È con queste parole che Michael esce di fretta dalla piccola sala teatro, congedando la Professoressa Cooper con un'occhiata di scuse. Io rimango impietrito, fermo su due piedi, con lo sguardo confuso dei presenti puntato addosso. Specialmente quello di Aurora, che sembra bucarmi le ossa e intrecciarmi l'intestino.
Quando torno cosciente e sbatto gli occhi un paio di volte, sono fermo davanti al bagno dei maschi combattuto all'idea di parlare con Michael o sfruttare l'occasione per allontanarmi dalle grinfie della Cooper e togliermi queste calze in lana troppo piccole in proporzione alla lunghezza delle mie gambe.

Tuttavia spingo la porta e mi ritrovo davanti alle quattro cabine, tutte incredibilmente silenziose.
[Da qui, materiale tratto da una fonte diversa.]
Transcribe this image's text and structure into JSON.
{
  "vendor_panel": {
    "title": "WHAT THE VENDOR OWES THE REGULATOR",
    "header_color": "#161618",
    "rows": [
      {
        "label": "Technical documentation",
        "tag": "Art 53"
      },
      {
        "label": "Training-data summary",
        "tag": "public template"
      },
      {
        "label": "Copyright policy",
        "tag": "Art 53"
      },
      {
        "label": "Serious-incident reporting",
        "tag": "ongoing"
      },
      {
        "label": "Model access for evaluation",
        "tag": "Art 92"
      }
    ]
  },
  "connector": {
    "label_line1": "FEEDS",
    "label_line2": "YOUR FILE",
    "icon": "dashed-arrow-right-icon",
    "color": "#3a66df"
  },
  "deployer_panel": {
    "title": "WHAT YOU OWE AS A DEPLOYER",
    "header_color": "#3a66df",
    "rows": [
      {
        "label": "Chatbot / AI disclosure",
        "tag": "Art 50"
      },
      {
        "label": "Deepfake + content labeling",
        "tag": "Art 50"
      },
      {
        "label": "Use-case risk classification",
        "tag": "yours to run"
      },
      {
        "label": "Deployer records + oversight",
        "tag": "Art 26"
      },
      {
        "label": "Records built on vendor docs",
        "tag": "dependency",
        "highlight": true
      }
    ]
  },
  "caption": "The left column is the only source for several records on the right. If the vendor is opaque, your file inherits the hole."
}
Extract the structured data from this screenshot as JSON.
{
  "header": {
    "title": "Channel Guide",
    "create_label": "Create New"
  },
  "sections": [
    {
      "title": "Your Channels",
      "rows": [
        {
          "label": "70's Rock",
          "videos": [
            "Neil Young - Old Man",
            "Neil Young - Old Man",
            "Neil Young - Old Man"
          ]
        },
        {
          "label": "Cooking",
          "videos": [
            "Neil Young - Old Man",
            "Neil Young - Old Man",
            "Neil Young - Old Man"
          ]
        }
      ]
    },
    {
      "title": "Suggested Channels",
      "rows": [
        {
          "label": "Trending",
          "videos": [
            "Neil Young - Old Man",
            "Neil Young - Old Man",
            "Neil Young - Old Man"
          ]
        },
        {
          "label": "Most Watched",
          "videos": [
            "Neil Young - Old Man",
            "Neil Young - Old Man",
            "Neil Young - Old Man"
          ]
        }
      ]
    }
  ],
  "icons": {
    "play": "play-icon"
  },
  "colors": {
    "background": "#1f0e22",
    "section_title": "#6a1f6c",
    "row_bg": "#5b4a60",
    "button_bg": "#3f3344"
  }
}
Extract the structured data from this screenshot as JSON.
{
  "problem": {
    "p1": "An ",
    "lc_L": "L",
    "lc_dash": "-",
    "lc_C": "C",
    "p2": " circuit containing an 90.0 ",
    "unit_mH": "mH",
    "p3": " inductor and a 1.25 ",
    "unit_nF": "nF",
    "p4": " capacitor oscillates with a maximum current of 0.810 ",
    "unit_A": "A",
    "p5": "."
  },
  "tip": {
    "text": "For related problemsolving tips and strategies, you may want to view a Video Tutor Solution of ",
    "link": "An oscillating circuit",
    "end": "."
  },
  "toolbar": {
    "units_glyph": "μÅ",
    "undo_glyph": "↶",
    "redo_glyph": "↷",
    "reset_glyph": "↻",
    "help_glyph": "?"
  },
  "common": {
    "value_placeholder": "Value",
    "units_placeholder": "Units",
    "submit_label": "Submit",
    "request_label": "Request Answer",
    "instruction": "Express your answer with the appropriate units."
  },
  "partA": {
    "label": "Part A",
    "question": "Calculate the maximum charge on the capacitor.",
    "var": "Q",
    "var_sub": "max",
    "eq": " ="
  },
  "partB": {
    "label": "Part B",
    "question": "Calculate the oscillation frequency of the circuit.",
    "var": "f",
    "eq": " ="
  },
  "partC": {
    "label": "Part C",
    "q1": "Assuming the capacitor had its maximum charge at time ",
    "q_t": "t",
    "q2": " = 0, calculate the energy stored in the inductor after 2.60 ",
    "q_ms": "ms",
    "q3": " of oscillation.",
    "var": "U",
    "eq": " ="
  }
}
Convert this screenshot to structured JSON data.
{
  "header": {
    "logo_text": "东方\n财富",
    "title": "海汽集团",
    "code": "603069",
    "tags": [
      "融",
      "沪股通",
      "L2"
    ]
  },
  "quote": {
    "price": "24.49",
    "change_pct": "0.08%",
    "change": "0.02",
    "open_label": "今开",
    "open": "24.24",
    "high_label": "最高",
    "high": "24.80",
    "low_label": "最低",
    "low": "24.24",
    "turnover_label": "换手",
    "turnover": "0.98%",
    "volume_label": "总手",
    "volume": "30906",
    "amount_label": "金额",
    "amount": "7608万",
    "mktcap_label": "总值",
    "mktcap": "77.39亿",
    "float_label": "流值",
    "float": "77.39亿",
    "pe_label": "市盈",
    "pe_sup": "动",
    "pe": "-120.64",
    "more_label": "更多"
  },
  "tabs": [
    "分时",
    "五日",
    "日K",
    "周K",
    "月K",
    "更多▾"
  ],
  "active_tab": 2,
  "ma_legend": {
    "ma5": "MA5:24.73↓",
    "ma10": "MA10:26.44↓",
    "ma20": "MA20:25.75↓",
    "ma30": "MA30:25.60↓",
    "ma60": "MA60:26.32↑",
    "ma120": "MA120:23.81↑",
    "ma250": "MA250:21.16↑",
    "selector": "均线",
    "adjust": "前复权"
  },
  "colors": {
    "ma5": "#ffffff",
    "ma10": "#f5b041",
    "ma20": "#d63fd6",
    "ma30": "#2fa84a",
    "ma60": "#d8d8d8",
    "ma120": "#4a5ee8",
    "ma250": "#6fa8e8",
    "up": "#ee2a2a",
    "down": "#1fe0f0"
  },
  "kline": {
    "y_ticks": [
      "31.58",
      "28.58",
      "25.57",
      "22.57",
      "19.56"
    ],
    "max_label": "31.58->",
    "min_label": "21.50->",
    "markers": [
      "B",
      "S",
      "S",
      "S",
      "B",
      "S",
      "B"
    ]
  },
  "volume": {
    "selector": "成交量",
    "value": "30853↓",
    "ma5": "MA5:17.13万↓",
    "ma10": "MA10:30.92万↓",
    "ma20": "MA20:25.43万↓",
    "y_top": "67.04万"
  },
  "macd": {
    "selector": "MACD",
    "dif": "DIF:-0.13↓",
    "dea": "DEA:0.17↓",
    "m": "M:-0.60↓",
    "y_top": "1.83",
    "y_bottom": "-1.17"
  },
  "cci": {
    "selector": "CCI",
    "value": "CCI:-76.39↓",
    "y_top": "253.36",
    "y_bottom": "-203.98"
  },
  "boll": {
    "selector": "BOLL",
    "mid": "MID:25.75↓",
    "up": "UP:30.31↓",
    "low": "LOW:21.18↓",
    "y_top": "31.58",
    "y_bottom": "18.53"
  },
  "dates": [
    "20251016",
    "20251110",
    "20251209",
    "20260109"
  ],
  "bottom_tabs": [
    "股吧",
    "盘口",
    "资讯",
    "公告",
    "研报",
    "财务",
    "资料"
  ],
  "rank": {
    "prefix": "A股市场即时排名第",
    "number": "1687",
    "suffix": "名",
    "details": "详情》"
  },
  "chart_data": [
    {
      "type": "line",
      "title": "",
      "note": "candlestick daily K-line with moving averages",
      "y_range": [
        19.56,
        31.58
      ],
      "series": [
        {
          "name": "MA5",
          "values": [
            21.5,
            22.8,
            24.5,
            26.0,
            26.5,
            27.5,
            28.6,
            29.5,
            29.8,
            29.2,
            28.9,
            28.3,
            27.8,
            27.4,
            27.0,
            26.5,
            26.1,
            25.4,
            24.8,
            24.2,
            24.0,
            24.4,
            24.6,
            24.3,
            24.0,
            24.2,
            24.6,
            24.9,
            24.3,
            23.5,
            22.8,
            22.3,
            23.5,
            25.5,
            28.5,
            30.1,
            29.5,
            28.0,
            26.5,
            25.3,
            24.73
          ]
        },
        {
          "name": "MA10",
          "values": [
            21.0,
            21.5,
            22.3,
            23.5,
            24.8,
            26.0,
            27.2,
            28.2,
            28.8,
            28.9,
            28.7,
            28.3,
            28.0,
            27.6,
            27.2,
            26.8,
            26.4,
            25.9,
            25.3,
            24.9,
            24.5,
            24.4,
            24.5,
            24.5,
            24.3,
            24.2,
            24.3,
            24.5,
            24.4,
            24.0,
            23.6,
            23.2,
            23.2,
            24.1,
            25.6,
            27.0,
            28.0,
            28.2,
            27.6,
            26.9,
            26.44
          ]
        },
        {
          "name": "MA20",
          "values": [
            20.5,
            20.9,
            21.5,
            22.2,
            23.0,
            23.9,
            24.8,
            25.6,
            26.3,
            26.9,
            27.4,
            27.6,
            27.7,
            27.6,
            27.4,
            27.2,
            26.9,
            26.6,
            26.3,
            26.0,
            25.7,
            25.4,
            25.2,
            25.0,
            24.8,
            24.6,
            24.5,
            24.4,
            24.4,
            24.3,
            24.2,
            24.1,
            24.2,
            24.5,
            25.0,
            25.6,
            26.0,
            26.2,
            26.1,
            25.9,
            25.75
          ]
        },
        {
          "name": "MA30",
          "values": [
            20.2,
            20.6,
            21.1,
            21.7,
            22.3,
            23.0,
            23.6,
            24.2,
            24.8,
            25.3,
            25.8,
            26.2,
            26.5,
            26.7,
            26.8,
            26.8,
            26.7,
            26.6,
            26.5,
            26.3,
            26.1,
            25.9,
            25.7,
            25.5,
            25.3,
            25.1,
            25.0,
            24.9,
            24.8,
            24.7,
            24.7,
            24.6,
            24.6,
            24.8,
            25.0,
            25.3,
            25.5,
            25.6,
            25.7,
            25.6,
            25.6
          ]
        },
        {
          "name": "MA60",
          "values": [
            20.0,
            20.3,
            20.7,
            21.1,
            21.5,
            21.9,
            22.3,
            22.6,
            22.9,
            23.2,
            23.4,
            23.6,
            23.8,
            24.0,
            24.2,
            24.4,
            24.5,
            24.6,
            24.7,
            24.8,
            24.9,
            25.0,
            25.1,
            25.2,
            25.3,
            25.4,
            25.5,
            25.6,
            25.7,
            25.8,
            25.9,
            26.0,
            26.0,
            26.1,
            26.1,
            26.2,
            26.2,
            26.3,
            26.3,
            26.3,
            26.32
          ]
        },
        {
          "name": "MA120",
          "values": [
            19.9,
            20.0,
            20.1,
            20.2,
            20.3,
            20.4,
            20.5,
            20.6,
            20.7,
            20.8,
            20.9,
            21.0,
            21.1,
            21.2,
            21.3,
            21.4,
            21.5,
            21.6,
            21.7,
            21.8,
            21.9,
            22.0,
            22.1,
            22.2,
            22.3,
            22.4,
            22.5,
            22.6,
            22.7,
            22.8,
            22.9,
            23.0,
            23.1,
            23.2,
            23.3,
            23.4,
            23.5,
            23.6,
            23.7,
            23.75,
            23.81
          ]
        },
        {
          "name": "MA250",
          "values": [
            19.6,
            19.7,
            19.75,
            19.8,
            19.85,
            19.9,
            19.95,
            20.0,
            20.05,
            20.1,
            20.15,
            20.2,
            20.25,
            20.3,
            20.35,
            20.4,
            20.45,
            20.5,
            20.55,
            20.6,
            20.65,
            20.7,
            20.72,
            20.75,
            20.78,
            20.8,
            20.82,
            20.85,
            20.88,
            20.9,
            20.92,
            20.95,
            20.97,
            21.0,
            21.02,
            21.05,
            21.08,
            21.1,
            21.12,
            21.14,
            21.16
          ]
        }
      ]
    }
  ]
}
Sull'ultima, nello spazio tra la porta e il pavimento, intravedo gli anfibi di Michael, con le cinghie tintinnanti e la pelle nera rovinata.
Per un istante mi passa in testa il pensiero di andarmene, lasciarlo qui e ignorare il fatto che stia male a causa mia, e devo farmi forza per non iniziare a prendermi a schiaffi all'istante.

Busso due volte sulla superficie della porta rovinata da scritte e varie incisioni fatte da studenti che, a modo loro, volevano lasciare il segno, mentre mi concentro su ció che c'è da dire.
«Hemmings, vattene o ti prendo a pugni. Giuro che lo faccio.»

Perfetto. Il primo tentativo, anche se non pianificato prima, è risultato vano. La voce di Michael si incrina nel pronunciare le ultime parole, ma continua a mantenere un tono prepotente. Neanche voglio immaginarmi ció che potrebbe succedere se solo aprissi quella porta.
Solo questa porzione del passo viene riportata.